A recount of votes in Broward County started hours after schedule because of machine glitches.
Elections officials today planned to begin a state-ordered recount of votes for U.S. Senator, Governor and Agriculture Commissioner at 7 a.m.
But the count didn’t begin until 11 a.m., according to the Miami Herald, because of failed logic and accuracy tests with 10 elections machines.
Bill Scherer, an attorney for Republican Rick Scott’s Senate campaign, told the Sun-Sentinel that the delay came from Democratic objections thanks to a large number of undervotes for the Senate race reported in the initial counting of votes.
“They are saying it was a machine glitch,” he told the Sun-Sentinel.

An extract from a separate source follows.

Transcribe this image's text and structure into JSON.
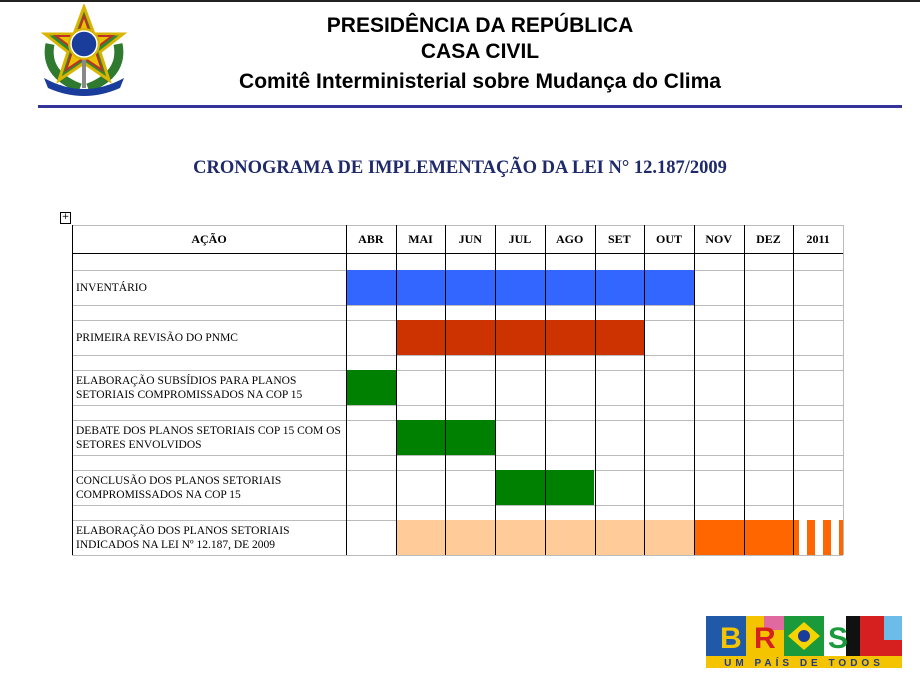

“Their only hope of overturning this election is claiming there was a machine malfunction.”
The argument in Broward came a day after Democrat Bill Nelson’s recount attorney, Marc Elias, argued machine calibration provided the best explanation why fewer votes were cast in Broward County for U.S. Senate than for Governor or even for Agriculture Commissioner.
In Broward, the initial tabulation showed 683,963 votes cast for Senate, compared with 708,955 votes cast for Governor.

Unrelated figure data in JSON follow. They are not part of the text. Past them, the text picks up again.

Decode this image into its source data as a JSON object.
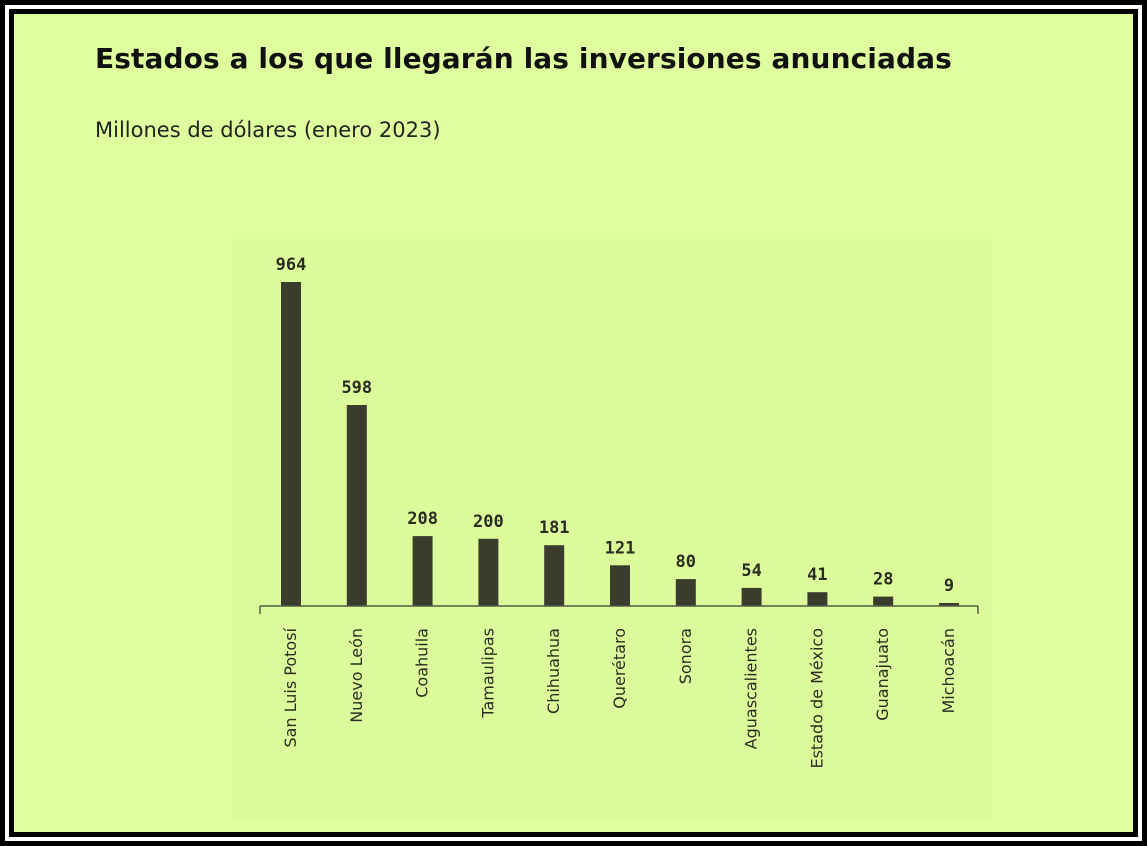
{
  "header": {
    "title": "Estados a los que llegarán las inversiones anunciadas",
    "subtitle": "Millones de dólares (enero 2023)"
  },
  "colors": {
    "background": "#dfff9f",
    "bar": "#3a3d2c",
    "text": "#111111"
  },
  "chart_data": {
    "type": "bar",
    "title": "Estados a los que llegarán las inversiones anunciadas",
    "subtitle": "Millones de dólares (enero 2023)",
    "xlabel": "",
    "ylabel": "",
    "grid": false,
    "categories": [
      "San Luis Potosí",
      "Nuevo León",
      "Coahuila",
      "Tamaulipas",
      "Chihuahua",
      "Querétaro",
      "Sonora",
      "Aguascalientes",
      "Estado de México",
      "Guanajuato",
      "Michoacán"
    ],
    "values": [
      964,
      598,
      208,
      200,
      181,
      121,
      80,
      54,
      41,
      28,
      9
    ],
    "data_labels": [
      "964",
      "598",
      "208",
      "200",
      "181",
      "121",
      "80",
      "54",
      "41",
      "28",
      "9"
    ],
    "ylim": [
      0,
      964
    ]
  }
}
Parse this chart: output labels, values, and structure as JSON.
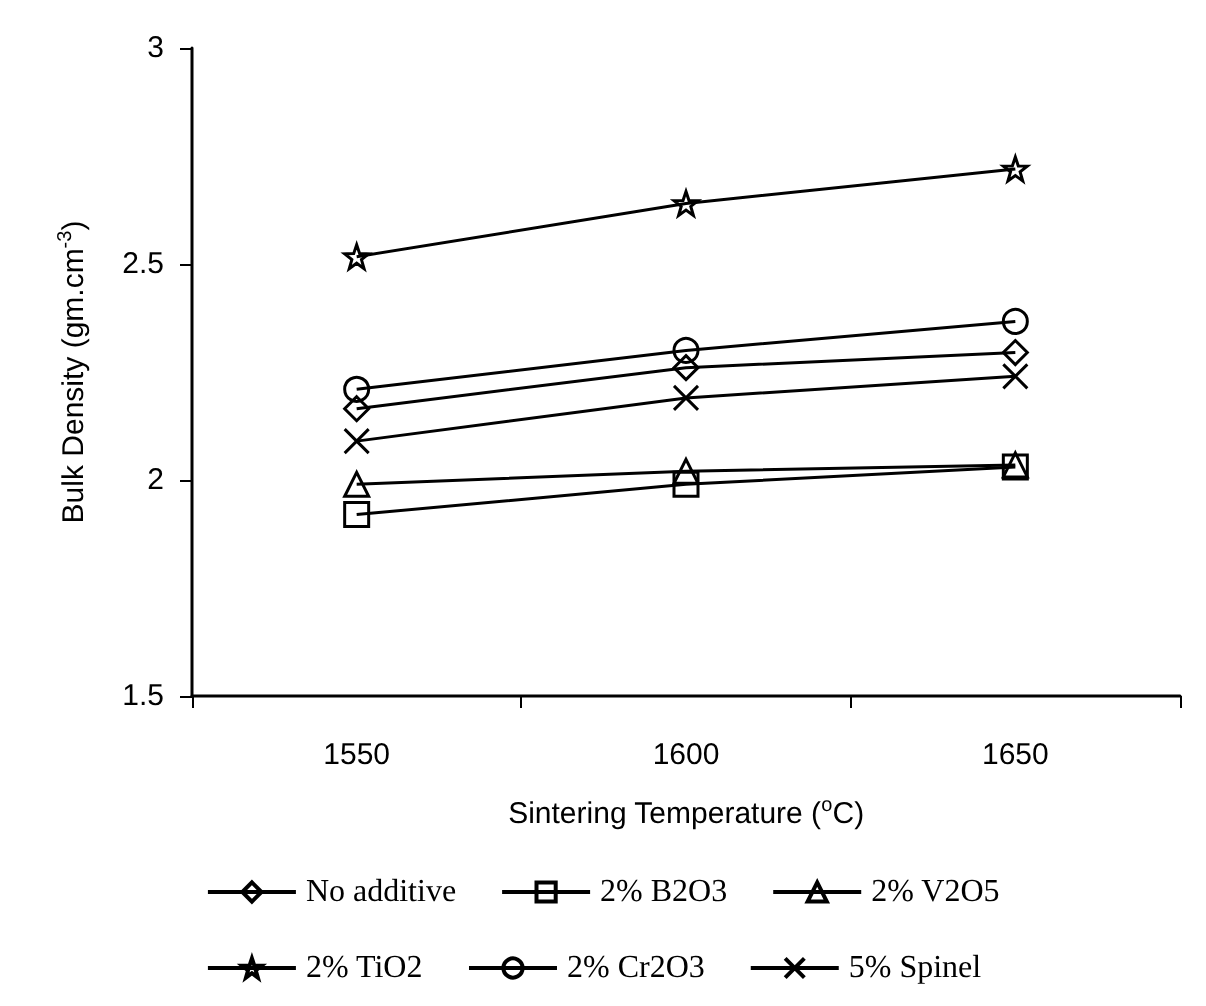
{
  "chart_data": {
    "type": "line",
    "xlabel": "Sintering Temperature ($^{o}$C)",
    "ylabel": "Bulk Density (gm.cm$^{-3}$)",
    "categories": [
      "1550",
      "1600",
      "1650"
    ],
    "ylim": [
      1.5,
      3
    ],
    "yticks": [
      1.5,
      2,
      2.5,
      3
    ],
    "grid": false,
    "legend": "bottom",
    "series": [
      {
        "name": "No additive",
        "color": "#000000",
        "marker": "diamond",
        "values": [
          2.165,
          2.26,
          2.295
        ]
      },
      {
        "name": "2% B2O3",
        "color": "#000000",
        "marker": "square",
        "values": [
          1.92,
          1.99,
          2.03
        ]
      },
      {
        "name": "2% V2O5",
        "color": "#000000",
        "marker": "triangle",
        "values": [
          1.99,
          2.02,
          2.035
        ]
      },
      {
        "name": "2% TiO2",
        "color": "#000000",
        "marker": "star",
        "values": [
          2.517,
          2.64,
          2.72
        ]
      },
      {
        "name": "2% Cr2O3",
        "color": "#000000",
        "marker": "circle",
        "values": [
          2.21,
          2.3,
          2.367
        ]
      },
      {
        "name": "5% Spinel",
        "color": "#000000",
        "marker": "cross",
        "values": [
          2.09,
          2.19,
          2.24
        ]
      }
    ]
  }
}
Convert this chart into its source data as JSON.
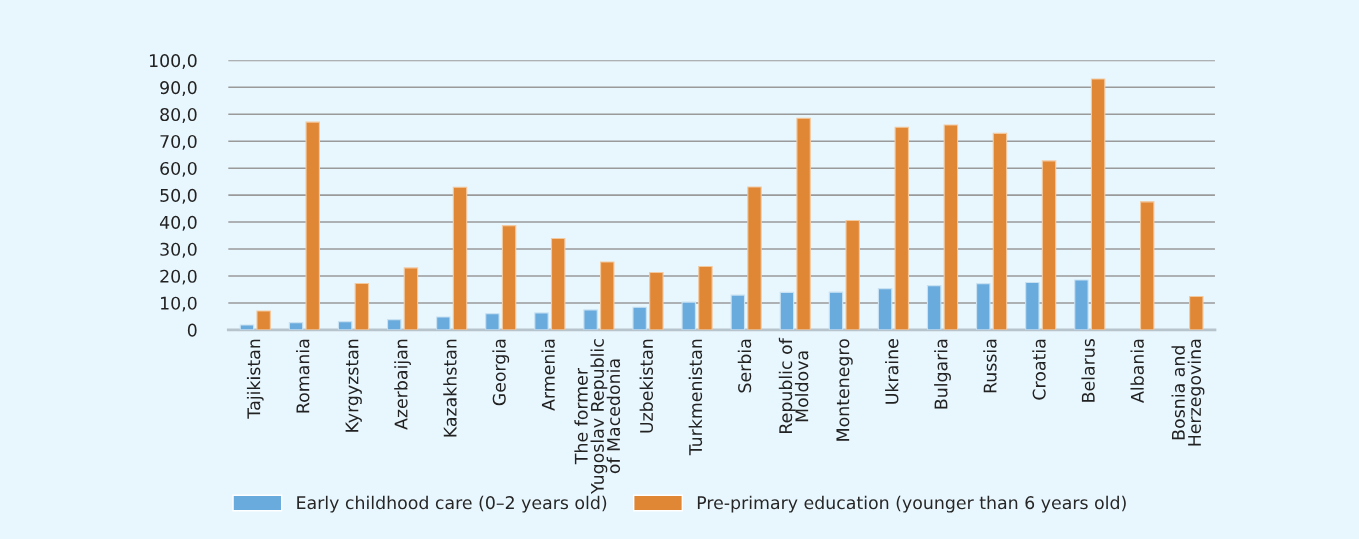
{
  "chart_data": {
    "type": "bar",
    "categories": [
      "Tajikistan",
      "Romania",
      "Kyrgyzstan",
      "Azerbaijan",
      "Kazakhstan",
      "Georgia",
      "Armenia",
      "The former\nYugoslav Republic\nof Macedonia",
      "Uzbekistan",
      "Turkmenistan",
      "Serbia",
      "Republic of\nMoldova",
      "Montenegro",
      "Ukraine",
      "Bulgaria",
      "Russia",
      "Croatia",
      "Belarus",
      "Albania",
      "Bosnia and\nHerzegovina"
    ],
    "series": [
      {
        "name": "Early childhood care (0–2 years old)",
        "color": "#6aabdd",
        "values": [
          1.8,
          2.7,
          3.0,
          3.8,
          4.8,
          6.0,
          6.3,
          7.4,
          8.4,
          10.3,
          12.9,
          13.9,
          14.0,
          15.3,
          16.4,
          17.1,
          17.6,
          18.5,
          null,
          null
        ]
      },
      {
        "name": "Pre-primary education (younger than 6 years old)",
        "color": "#e08736",
        "values": [
          7.0,
          77.1,
          17.2,
          23.0,
          52.9,
          38.7,
          33.9,
          25.2,
          21.3,
          23.5,
          53.0,
          78.5,
          40.6,
          75.2,
          76.0,
          72.9,
          62.7,
          93.1,
          47.5,
          12.4
        ]
      }
    ],
    "ylim": [
      0,
      100
    ],
    "yticks": [
      0,
      {
        "value": 10,
        "label": "10,0"
      },
      {
        "value": 20,
        "label": "20,0"
      },
      {
        "value": 30,
        "label": "30,0"
      },
      {
        "value": 40,
        "label": "40,0"
      },
      {
        "value": 50,
        "label": "50,0"
      },
      {
        "value": 60,
        "label": "60,0"
      },
      {
        "value": 70,
        "label": "70,0"
      },
      {
        "value": 80,
        "label": "80,0"
      },
      {
        "value": 90,
        "label": "90,0"
      },
      {
        "value": 100,
        "label": "100,0"
      }
    ],
    "grid": "y",
    "legend": "bottom"
  }
}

Elias says that shows 24,992 undervotes at least in the election that might be picked up by properly calibrated machines.
The initial vote count found Scott leading Nelson in the Senate race statewide by 12,562 votes, about 0.15 percent of the almost 8.2 million votes cast.
The Senate race is one of three statewide elections, along with Governor and Agriculture Commissioner, with a margin narrow enough to trigger a machine recount.
In the Governor’s election, Republican Ron DeSantis leads Democrat Andrew Gillum by 33,684 votes, or 0.41 percent. For Agriculture Commissioner, Democrat Nikki Fried clings to a 5,326-vote edge, or 0.06 percent.
Broward County was the second-to-last county behind Palm Beach County to complete the initial tabulation of votes, shortly before the noon deadline on Saturday.
But many smaller counties have yet to begin the machine recount.
Broward County in the first tabulation reported 714,859 votes cast, a turnout of 60.82 percent.
Statewide, there were 8,302,983 votes in the first tabulation, a turnout of 62.53 percent.
2 comments
Marlene
November 13, 2018 at 4:43 am
What’s the matter? Couldn’t change enough ballots from Republican to DemocRAT in the time allowed?
Michael
November 14, 2018 at 9:19 am
The problem is people like you that don’t want the votes to be counted when there’s s possibility your party will lose. Stop blindly towing your party’s line and start thinking for yourself. It starts with not insulting half of your neighbors too, btw.